社会|2024年10月30日掲載

「このままで大丈夫!? 我が国の地域歯科医療」をテーマに

日本私立歯科大学協会、第15回歯科プレスセミナーを開催

日本私立歯科大学協会、第15回歯科プレスセミナーを開催

 さる10月29日(火)、アルカディア市ヶ谷(東京都)において、第15回歯科プレスセミナー(一般社団法人日本私立歯科大学協会主催、羽村 章会長)が「このままで大丈夫!? 我が国の地域歯科医療」をテーマに開催された。

 本セミナーは、マスメディアを対象に今後の歯科が担う役割の大きさや魅力について講演を行い、国民にそれらの情報を広く伝えることを目的として2010年より開催されているもの。第15回目を迎える今回は、恒石美登里氏(日本歯科総合研究機構主任研究員)、岩井宏之氏(北海道開業、函館歯科医師会会長)、澄川裕之氏(島根県開業)、渋谷昌史氏(長崎県開業、長崎県歯科医師会会長)が講師として招聘された。

 冒頭、羽村氏(日歯大生命歯学部特任教授)による開会の挨拶の後、櫻井 孝専務理事(日本私立歯科大学協会専務理事、神歯大学長)より歯科医師、歯科医療機関ともに減少局面に入り始めたことや無歯科医地域の増加・拡大といった現状が共有された。

 次に、高橋英登氏(日本歯科医師会会長)によるビデオメッセージが上映された。高橋氏は、歯科医師過剰と叫ばれた2006年に国として歯科医師を削減する方針で舵が切られた時代から、近年では団塊世代の引退やなり手不足から歯科医師不足時代を迎えつつあることを強調。歯科医師の育成は十数年単位の時間を要することを主張し、若い人材が歯科医師を目指せる歯科界づくりに意欲を示した。

 続いて、恒石氏による基調講演「健康寿命延伸に影響する歯科医療提供体制の偏在問題について」が行われ、平均寿命と健康寿命の推移や主な死因といった医療分野と関連性の高い資料をはじめ、近年の歯科医療の動向として残存歯数と医療費の関係、口腔と全身疾患との関係などの研究データが共有された。あわせて、2022年の統計にて1982年からの40年間、右肩上がりに増加していた歯科医師数が初めて減少に転じたことを強調し、その要因には70代前半の開業医の減少(引退)と近年の勤務医の増加傾向を挙げた。また、将来の歯科医院継承において予定がない、もしくは候補者未定が約9割である状況に、今後も歯科医療提供を維持していくうえで多方面から検討する必要性を訴えた。

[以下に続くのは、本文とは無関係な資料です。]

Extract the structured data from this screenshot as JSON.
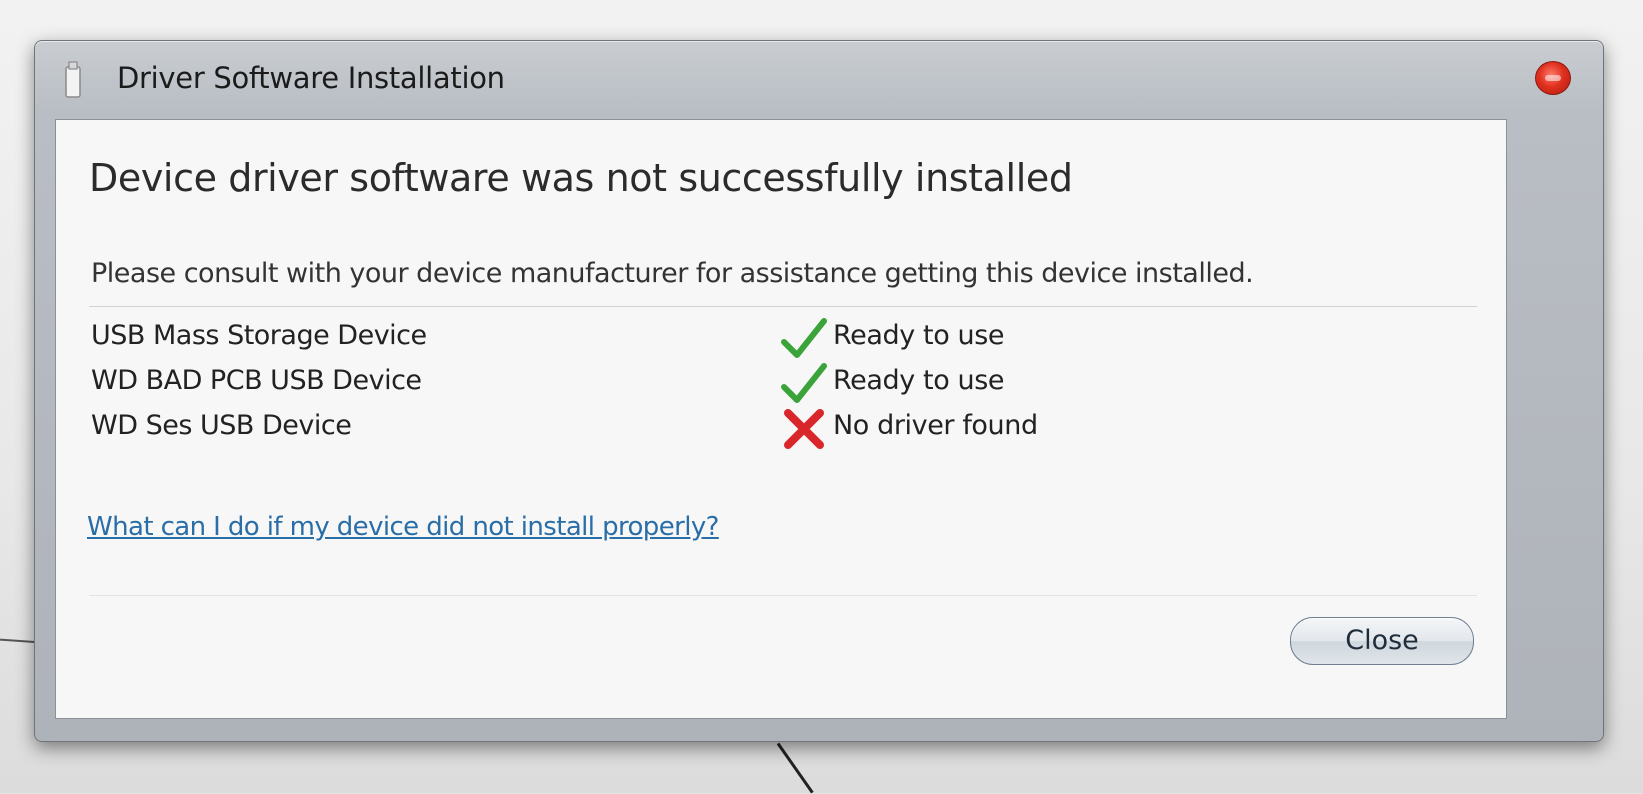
{
  "window": {
    "title": "Driver Software Installation",
    "close_control": "close-window",
    "icon": "usb-device-icon"
  },
  "main": {
    "heading": "Device driver software was not successfully installed",
    "message": "Please consult with your device manufacturer for assistance getting this device installed.",
    "devices": [
      {
        "name": "USB Mass Storage Device",
        "status": "Ready to use",
        "status_icon": "checkmark-icon",
        "status_color": "#3aa43a"
      },
      {
        "name": "WD BAD PCB USB Device",
        "status": "Ready to use",
        "status_icon": "checkmark-icon",
        "status_color": "#3aa43a"
      },
      {
        "name": "WD Ses USB Device",
        "status": "No driver found",
        "status_icon": "error-x-icon",
        "status_color": "#d9262a"
      }
    ],
    "help_link": "What can I do if my device did not install properly?"
  },
  "footer": {
    "close_label": "Close"
  },
  "colors": {
    "link": "#2a6ea8",
    "close_control": "#e0301f"
  }
}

 その後は、櫻井氏がファシリテーター、岩井氏、澄川氏、渋谷氏がパネリストを務め、「地方における歯科医師および歯科医療の現状」「歯科医療ニーズの変化と地域歯科医療への影響」「これからの地域歯科医療~歯科医師の偏在を越えて」の3部構成、4名によるパネルトークが行われた。いずれも地方で開業している3氏は、北海道、島根県、長崎県それぞれ自身の開業地域の歯科医療提供の現状を解説。限られた歯科医師数で地域歯科医療を支えていることや、離島のアクセスの不便さ、訪問歯科診療の予約が1か月先というマンパワー不足の現状などが述べられた。そして、「開業場所は個人の自由意志に基づくものであるため、行政や県郡市区歯科医師会が歯科医師を雇用して公務員的な働き方をするような歯科医師も必要なのではないか」という今後の地域医療を守るための建設的な議論が展開された。

 そして最後は、パネリスト3名に恒石氏を交えた4名による質疑応答が行われ、歯科界の明るい未来に向けた有意義な意見交換がなされた。